Bush came rolling aft, his face alight with excitement;
and before he had reached the quarterdeck the ship was abuzz with rumours—the wildest tales about what the captain had decided to do next were circulating among the crew, who had spent the morning with one eye on their duties and the other on the coast of France.
“Mr. Bush,” said Hornblower. “I am going ashore to burn that coaster over there.”
“Aye aye, sir. Are you going in person, sir?”
“Yes,” snapped Hornblower. He could not explain to Bush that he was constitutionally unable to send men away on a task for which volunteers were necessary and not go himself. He eyed Bush defiantly, and Bush eyed him back, opened his mouth to protest, thought better of it, and changed what he was going to say. “Longboat and launch, sir?”
“No. They’d take the ground half a mile from the shore.” That was obvious; four successive lines of foam showed where the feeble waves were breaking, far out from the water’s edge. “I’m taking my barge and a volunteer crew.”
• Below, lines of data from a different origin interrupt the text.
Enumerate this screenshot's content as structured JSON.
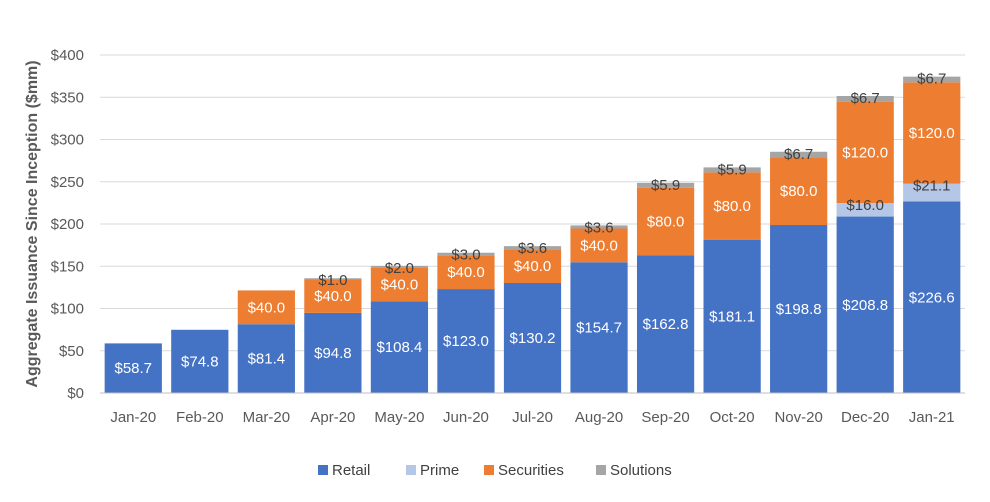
{
  "chart_data": {
    "type": "bar",
    "stacked": true,
    "title": "",
    "xlabel": "",
    "ylabel": "Aggregate Issuance Since Inception ($mm)",
    "ylim": [
      0,
      400
    ],
    "yticks": [
      0,
      50,
      100,
      150,
      200,
      250,
      300,
      350,
      400
    ],
    "ytick_labels": [
      "$0",
      "$50",
      "$100",
      "$150",
      "$200",
      "$250",
      "$300",
      "$350",
      "$400"
    ],
    "grid": true,
    "legend_position": "bottom",
    "categories": [
      "Jan-20",
      "Feb-20",
      "Mar-20",
      "Apr-20",
      "May-20",
      "Jun-20",
      "Jul-20",
      "Aug-20",
      "Sep-20",
      "Oct-20",
      "Nov-20",
      "Dec-20",
      "Jan-21"
    ],
    "series": [
      {
        "name": "Retail",
        "color": "#4472C4",
        "label_color": "#ffffff",
        "values": [
          58.7,
          74.8,
          81.4,
          94.8,
          108.4,
          123.0,
          130.2,
          154.7,
          162.8,
          181.1,
          198.8,
          208.8,
          226.6
        ],
        "labels": [
          "$58.7",
          "",
          "$81.4",
          "$94.8",
          "$108.4",
          "$123.0",
          "$130.2",
          "$154.7",
          "$162.8",
          "$181.1",
          "$198.8",
          "$208.8",
          "$226.6"
        ]
      },
      {
        "name": "Prime",
        "color": "#B4C7E7",
        "label_color": "#404040",
        "values": [
          0,
          0,
          0,
          0,
          0,
          0,
          0,
          0,
          0,
          0,
          0,
          16.0,
          21.1
        ],
        "labels": [
          "",
          "",
          "",
          "",
          "",
          "",
          "",
          "",
          "",
          "",
          "",
          "$16.0",
          "$21.1"
        ]
      },
      {
        "name": "Securities",
        "color": "#ED7D31",
        "label_color": "#ffffff",
        "values": [
          0,
          0,
          40.0,
          40.0,
          40.0,
          40.0,
          40.0,
          40.0,
          80.0,
          80.0,
          80.0,
          120.0,
          120.0
        ],
        "labels": [
          "",
          "",
          "$40.0",
          "$40.0",
          "$40.0",
          "$40.0",
          "$40.0",
          "$40.0",
          "$80.0",
          "$80.0",
          "$80.0",
          "$120.0",
          "$120.0"
        ]
      },
      {
        "name": "Solutions",
        "color": "#A5A5A5",
        "label_color": "#404040",
        "values": [
          0,
          0,
          0,
          1.0,
          2.0,
          3.0,
          3.6,
          3.6,
          5.9,
          5.9,
          6.7,
          6.7,
          6.7
        ],
        "labels": [
          "",
          "",
          "",
          "$1.0",
          "$2.0",
          "$3.0",
          "$3.6",
          "$3.6",
          "$5.9",
          "$5.9",
          "$6.7",
          "$6.7",
          "$6.7"
        ]
      }
    ],
    "extra_labels": [
      {
        "category_index": 1,
        "text": "$74.8"
      }
    ]
  }
}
Still Hornblower, by his expression, dared Bush to make any protest at all, but this time Bush actually ventured to make one.
“Yes, sir. Can’t I go, sir?”
“No.”
There was no chance of further dispute in the face of that blank negative. Bush had the queer feeling—he had known it before—as he looked at Hornblower’s haughty expression that he was a father dealing with a high-spirited son; he loved his captain as he would have loved a son if ever he had had one.
“And mark this, too, Bush. No rescue parties. If we’re lost, we’re lost. You understand? Shall I give you that in writing?”